Your Smart Caching Layer for LLM Applications
Stop wasting money on redundant API calls. cachelm intelligently caches LLM responses by understanding the meaning of queries, not just the exact words. Slash costs, accelerate response times, and build smarter, faster AI products.
LLMs are powerful but costly. Users often ask the same question in slightly different ways, leading to identical, expensive API calls that traditional key-value caches can't detect.
"Explain quantum computing" vs. "Break down quantum computing basics"
A traditional cache sees two different requests. cachelm sees one.
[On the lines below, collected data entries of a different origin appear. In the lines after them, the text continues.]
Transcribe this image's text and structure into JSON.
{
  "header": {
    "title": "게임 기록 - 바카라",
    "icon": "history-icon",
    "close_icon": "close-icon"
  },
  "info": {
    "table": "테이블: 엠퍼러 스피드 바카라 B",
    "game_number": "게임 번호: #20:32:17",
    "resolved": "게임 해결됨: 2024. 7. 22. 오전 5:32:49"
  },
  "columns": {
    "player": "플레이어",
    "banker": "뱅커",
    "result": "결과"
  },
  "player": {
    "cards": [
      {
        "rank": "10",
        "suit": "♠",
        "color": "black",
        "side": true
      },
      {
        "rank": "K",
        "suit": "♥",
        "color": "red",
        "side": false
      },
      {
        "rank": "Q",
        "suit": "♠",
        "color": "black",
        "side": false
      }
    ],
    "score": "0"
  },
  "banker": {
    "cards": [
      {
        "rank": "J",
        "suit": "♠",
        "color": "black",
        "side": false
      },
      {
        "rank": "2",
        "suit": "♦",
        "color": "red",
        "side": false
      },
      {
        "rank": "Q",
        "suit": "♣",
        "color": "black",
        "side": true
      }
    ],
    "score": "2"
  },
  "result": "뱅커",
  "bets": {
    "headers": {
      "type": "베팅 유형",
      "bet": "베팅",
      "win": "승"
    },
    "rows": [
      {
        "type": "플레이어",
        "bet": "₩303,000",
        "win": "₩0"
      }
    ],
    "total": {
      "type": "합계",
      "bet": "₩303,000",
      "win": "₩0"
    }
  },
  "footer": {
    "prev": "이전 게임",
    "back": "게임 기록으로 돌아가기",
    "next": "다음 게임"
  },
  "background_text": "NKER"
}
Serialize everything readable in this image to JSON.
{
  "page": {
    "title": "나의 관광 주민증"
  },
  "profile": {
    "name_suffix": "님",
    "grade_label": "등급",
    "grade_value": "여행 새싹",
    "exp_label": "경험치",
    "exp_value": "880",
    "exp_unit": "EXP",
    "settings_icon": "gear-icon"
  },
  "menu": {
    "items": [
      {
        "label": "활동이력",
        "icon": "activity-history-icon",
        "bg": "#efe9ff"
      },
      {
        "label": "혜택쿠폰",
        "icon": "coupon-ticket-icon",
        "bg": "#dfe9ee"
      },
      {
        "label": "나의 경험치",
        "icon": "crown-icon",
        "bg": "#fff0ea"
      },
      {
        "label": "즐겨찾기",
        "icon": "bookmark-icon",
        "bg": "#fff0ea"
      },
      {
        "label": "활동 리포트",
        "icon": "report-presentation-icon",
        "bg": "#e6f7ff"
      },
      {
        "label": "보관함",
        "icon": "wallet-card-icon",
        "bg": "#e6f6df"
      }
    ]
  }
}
By understanding semantic intent, cachelm serves a cached response for the second query, saving you money and delivering the answer in milliseconds.
| Feature | Benefit |
|---|---|
| Semantic Caching | Intelligently handles paraphrased queries to maximize cache hits. |
| Cost & Latency Reduction | Cut LLM API costs by 20-40% and slash response times from seconds to milliseconds. |
| Seamless Integration | Drop it into your existing openai client code with just a few lines. No major refactoring needed. |
| Pluggable Architecture | Modular design lets you easily swap vector databases (Chroma, Redis, etc.) and models. |
| Streaming Support | Full, out-of-the-box compatibility with streaming chat completions. |
| Production-Ready | Battle-tested and built for scale with enterprise-grade integrations. |
Perfect For:
- High-traffic LLM applications where API costs are a concern.
- Real-time chatbots and virtual assistants that require instant responses.
- Cost-sensitive production deployments and internal tools.
cachelm intercepts your LLM API calls and adds a smart caching layer.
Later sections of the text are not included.